Held. (Hughes, C.J). Yes. There must be due process for the exercise of judicial jurisdiction in personam. The court may adjudge the witness guity of contempt if the witness fails to
comply with the court order. Congress acted pursuant to its authority in enacting the statute and it could prescribe a penalty to enforce it. Affirmed.

Discussion. The statute was not found to be unconstitutional by the Court. Blackmer (D) alleged that there was inadequate notice, but since he still retained his U.S. citizenship, he was
still subject to the U.S. authorities.

Liechtenstein v. Guatemala (Nottebohm Case), 1955 I.C.J. 4

Brief Fact Summary. A month after the start of World War II, Nottebohn (P), a German citizen who had lived in Guatemala (D) for 34 years, applied for Liechtenstein (P) citizenship.

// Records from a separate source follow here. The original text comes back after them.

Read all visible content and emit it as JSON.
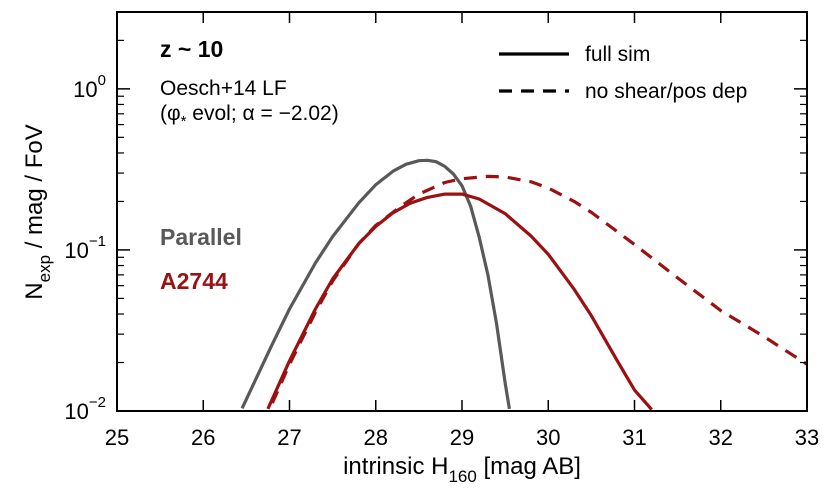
{
  "chart_data": {
    "type": "line",
    "title": "",
    "xlabel": "intrinsic H160 [mag AB]",
    "xlabel_parts": {
      "main": "intrinsic H",
      "sub": "160",
      "unit": " [mag AB]"
    },
    "ylabel": "Nexp / mag / FoV",
    "ylabel_parts": {
      "main": "N",
      "sub": "exp",
      "rest": " / mag / FoV"
    },
    "xlim": [
      25,
      33
    ],
    "ylim": [
      0.01,
      3
    ],
    "yscale": "log",
    "x_ticks": [
      25,
      26,
      27,
      28,
      29,
      30,
      31,
      32,
      33
    ],
    "x_tick_labels": [
      "25",
      "26",
      "27",
      "28",
      "29",
      "30",
      "31",
      "32",
      "33"
    ],
    "y_major_ticks": [
      0.01,
      0.1,
      1
    ],
    "y_tick_labels": [
      {
        "value": 0.01,
        "base": "10",
        "exp": "−2"
      },
      {
        "value": 0.1,
        "base": "10",
        "exp": "−1"
      },
      {
        "value": 1,
        "base": "10",
        "exp": "0"
      }
    ],
    "grid": false,
    "annotations": {
      "redshift": "z ~ 10",
      "lf_name": "Oesch+14 LF",
      "lf_detail_open": "(",
      "lf_phi": "φ",
      "lf_phi_sub": "*",
      "lf_detail_rest": " evol; α = −2.02)"
    },
    "legend": {
      "placement": "top-right",
      "entries": [
        {
          "label": "full sim",
          "style": "solid"
        },
        {
          "label": "no shear/pos dep",
          "style": "dashed"
        }
      ]
    },
    "series_labels": [
      {
        "label": "Parallel",
        "color": "#595959"
      },
      {
        "label": "A2744",
        "color": "#9b1010"
      }
    ],
    "series": [
      {
        "key": "parallel-full",
        "color": "#595959",
        "style": "solid",
        "x": [
          26.45,
          26.8,
          27.0,
          27.3,
          27.5,
          27.8,
          28.0,
          28.2,
          28.35,
          28.5,
          28.6,
          28.7,
          28.8,
          28.9,
          29.0,
          29.1,
          29.2,
          29.3,
          29.4,
          29.5,
          29.55
        ],
        "y": [
          0.0104,
          0.026,
          0.043,
          0.083,
          0.121,
          0.195,
          0.254,
          0.308,
          0.34,
          0.358,
          0.36,
          0.353,
          0.33,
          0.296,
          0.25,
          0.187,
          0.12,
          0.07,
          0.035,
          0.015,
          0.0103
        ]
      },
      {
        "key": "a2744-full",
        "color": "#9b1010",
        "style": "solid",
        "x": [
          26.75,
          27.0,
          27.3,
          27.5,
          27.8,
          28.0,
          28.2,
          28.4,
          28.6,
          28.8,
          29.0,
          29.2,
          29.5,
          29.8,
          30.0,
          30.3,
          30.5,
          30.8,
          31.0,
          31.2
        ],
        "y": [
          0.0103,
          0.0205,
          0.043,
          0.066,
          0.109,
          0.14,
          0.17,
          0.195,
          0.212,
          0.222,
          0.222,
          0.207,
          0.168,
          0.122,
          0.094,
          0.057,
          0.039,
          0.0205,
          0.0135,
          0.0102
        ]
      },
      {
        "key": "a2744-no-shear",
        "color": "#9b1010",
        "style": "dashed",
        "x": [
          26.8,
          27.0,
          27.3,
          27.5,
          27.8,
          28.0,
          28.3,
          28.5,
          28.8,
          29.0,
          29.3,
          29.5,
          29.8,
          30.0,
          30.3,
          30.5,
          31.0,
          31.5,
          32.0,
          32.5,
          33.0
        ],
        "y": [
          0.0112,
          0.0195,
          0.041,
          0.064,
          0.109,
          0.142,
          0.188,
          0.222,
          0.262,
          0.277,
          0.286,
          0.284,
          0.265,
          0.242,
          0.2,
          0.171,
          0.108,
          0.067,
          0.042,
          0.029,
          0.0195
        ]
      }
    ]
  }
}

Synopsis of Rule of Law. Nationality may be disregarded by other states where it is clear that it was a mere device since the nationality conferred on a party is normally only the
concerns of that nation

Facts. Nottebohn (P), a German by birth, lived in Guatemala (D) for 34 years, retaining his German citizenship and family and business ties with it. He however applied for Liechtenstein
(P) citizenship a month after the outbreak of World War II. Nottebohm (P) had no ties with Liechtenstein but intended to remain in Guatemala. The naturalization application was
approved by Liechtenstein and impliedly waived its three-year. After this approval, Nottebohm (P) travelled to Liechtenstein and upon his return to Guatemala (D), he was refused entry
because he was deemed to be a German citizen. His Liechtenstein citizenship was not honored. Liechtenstein (P) thereby filed a suit before the International Court to compel
Guatemala (D) to recognize him as one of its national. Guatemala (D) challenged the validity of Nottebohms (P) citizenship, the right of Liechtenstein (P) to bring the action and alleged
its belief that Nottebohm (P) remained a German national.

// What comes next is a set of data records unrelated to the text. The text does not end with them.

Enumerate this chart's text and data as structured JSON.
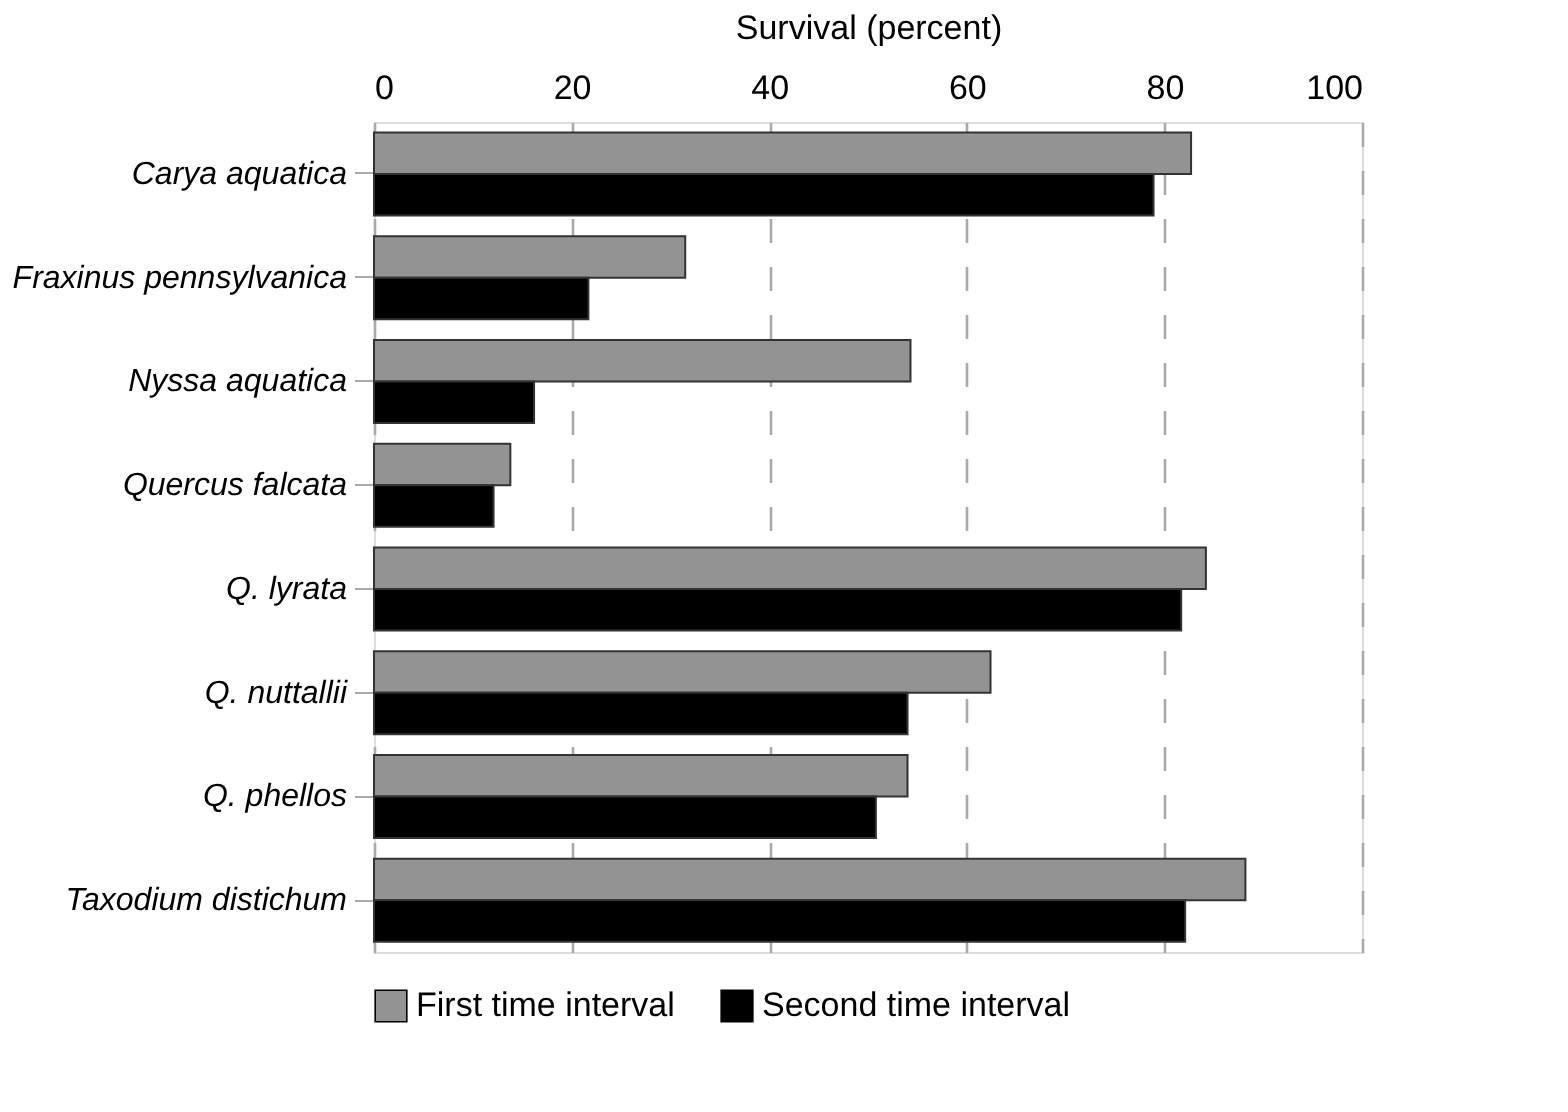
{
  "chart_data": {
    "type": "bar",
    "orientation": "horizontal",
    "xlabel": "Survival (percent)",
    "categories": [
      "Carya aquatica",
      "Fraxinus pennsylvanica",
      "Nyssa aquatica",
      "Quercus falcata",
      "Q. lyrata",
      "Q. nuttallii",
      "Q. phellos",
      "Taxodium distichum"
    ],
    "series": [
      {
        "name": "First time interval",
        "color": "#939393",
        "values": [
          82.7,
          31.5,
          54.3,
          13.8,
          84.2,
          62.4,
          54.0,
          88.2
        ]
      },
      {
        "name": "Second time interval",
        "color": "#000000",
        "values": [
          78.9,
          21.7,
          16.2,
          12.1,
          81.7,
          54.0,
          50.8,
          82.1
        ]
      }
    ],
    "xlim": [
      0,
      100
    ],
    "xticks": [
      0,
      20,
      40,
      60,
      80,
      100
    ],
    "grid": "x",
    "legend": "bottom"
  }
}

Issue. Must nationality be disregarded by other states where it is clear that it was a mere device since the nationality conferred on a party is normally the concerns of that nation?

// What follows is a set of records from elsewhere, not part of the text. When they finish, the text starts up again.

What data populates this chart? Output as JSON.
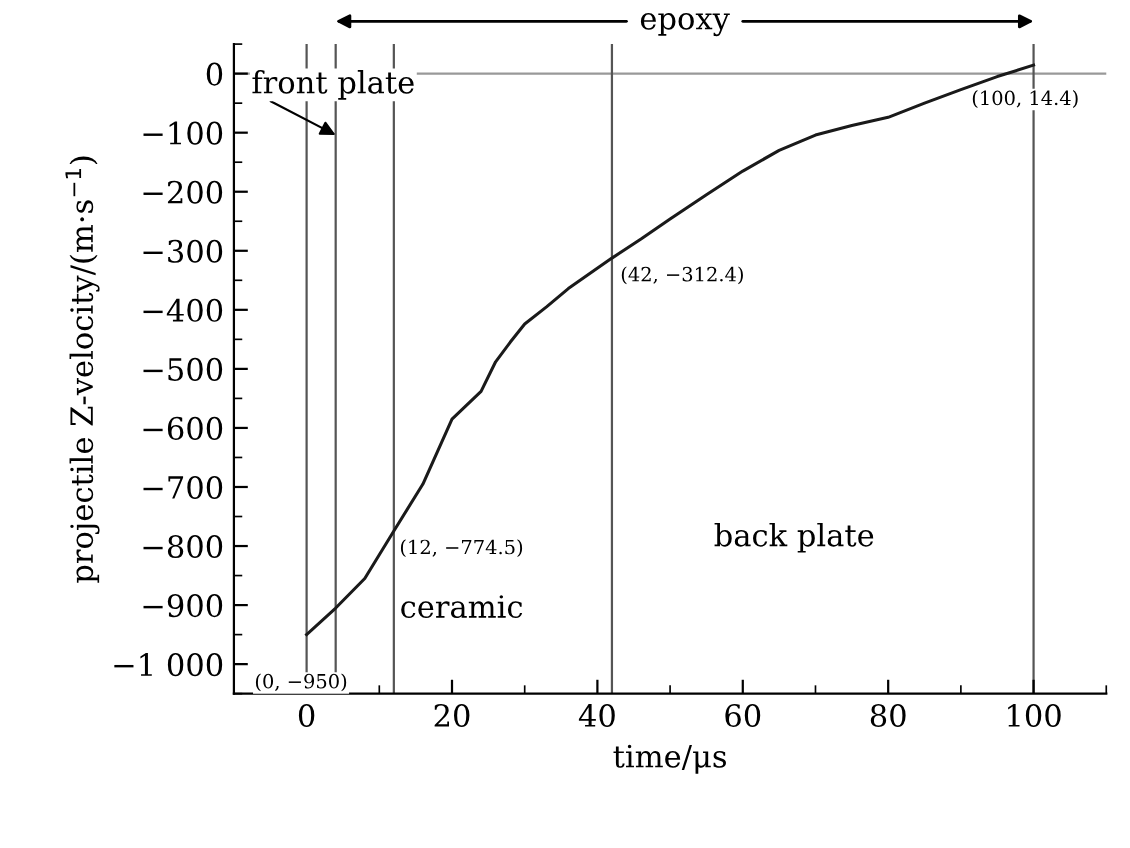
{
  "chart_data": {
    "type": "line",
    "xlabel": "time/μs",
    "ylabel": "projectile Z-velocity/(m·s$^{−1}$)",
    "x": [
      0,
      4,
      8,
      12,
      16,
      20,
      24,
      26,
      28,
      30,
      33,
      36,
      39,
      42,
      46,
      50,
      55,
      60,
      65,
      70,
      75,
      80,
      85,
      90,
      95,
      100
    ],
    "series": [
      {
        "color": "#1a1a1a",
        "values": [
          -950,
          -905,
          -855,
          -774.5,
          -695,
          -585,
          -538,
          -488,
          -455,
          -424,
          -395,
          -364,
          -338,
          -312.4,
          -280,
          -246,
          -205,
          -165,
          -130,
          -104,
          -88,
          -74,
          -50,
          -27,
          -5,
          14.4
        ]
      }
    ],
    "xlim": [
      -10,
      110
    ],
    "xticks": [
      0,
      20,
      40,
      60,
      80,
      100
    ],
    "ylim": [
      -1050,
      50
    ],
    "yticks": [
      0,
      {
        "value": -100,
        "label": "−100"
      },
      {
        "value": -200,
        "label": "−200"
      },
      {
        "value": -300,
        "label": "−300"
      },
      {
        "value": -400,
        "label": "−400"
      },
      {
        "value": -500,
        "label": "−500"
      },
      {
        "value": -600,
        "label": "−600"
      },
      {
        "value": -700,
        "label": "−700"
      },
      {
        "value": -800,
        "label": "−800"
      },
      {
        "value": -900,
        "label": "−900"
      },
      {
        "value": -1000,
        "label": "−1 000"
      }
    ],
    "ref_lines": [
      {
        "axis": "y",
        "value": 0,
        "color": "#999999"
      },
      {
        "axis": "x",
        "value": 0,
        "color": "#555555"
      },
      {
        "axis": "x",
        "value": 4,
        "color": "#555555"
      },
      {
        "axis": "x",
        "value": 12,
        "color": "#555555"
      },
      {
        "axis": "x",
        "value": 42,
        "color": "#555555"
      },
      {
        "axis": "x",
        "value": 100,
        "color": "#555555"
      }
    ],
    "annotations": [
      {
        "text": "(0, −950)",
        "x": 0,
        "y": -950
      },
      {
        "text": "(12, −774.5)",
        "x": 12,
        "y": -774.5
      },
      {
        "text": "(42, −312.4)",
        "x": 42,
        "y": -312.4
      },
      {
        "text": "(100, 14.4)",
        "x": 100,
        "y": 14.4
      },
      "front plate",
      "ceramic",
      "back plate",
      "epoxy"
    ],
    "grid": false,
    "legend": false,
    "marker": "none",
    "line_style": "solid"
  }
}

Held. NO. issues relating to citizenship are solely the concern of the granting nation. This is the general rule. But it does not mean that other states will automatically accept the
conferring states designation unless it has acted in conformity with the general aim of forging a genuine bond between it and its national aim. In this case, there was no relationship
between Liechtenstein (P) and Nottebohm (P). the change of nationality was merely a subterfuge mandated by the war. Under this circumstance, Guatemala (D) was not forced to
recognize it. Dismissed.

Discussion. A state putting forth a claim must establish a locus standi for that purpose. Without interruption and continuously from the time of the injury to the making of an award been
a national of the state making the claim and must not have been a national of the state against whom the claim has been filed. International law 347 (8th Ed. 1955) Vol.1.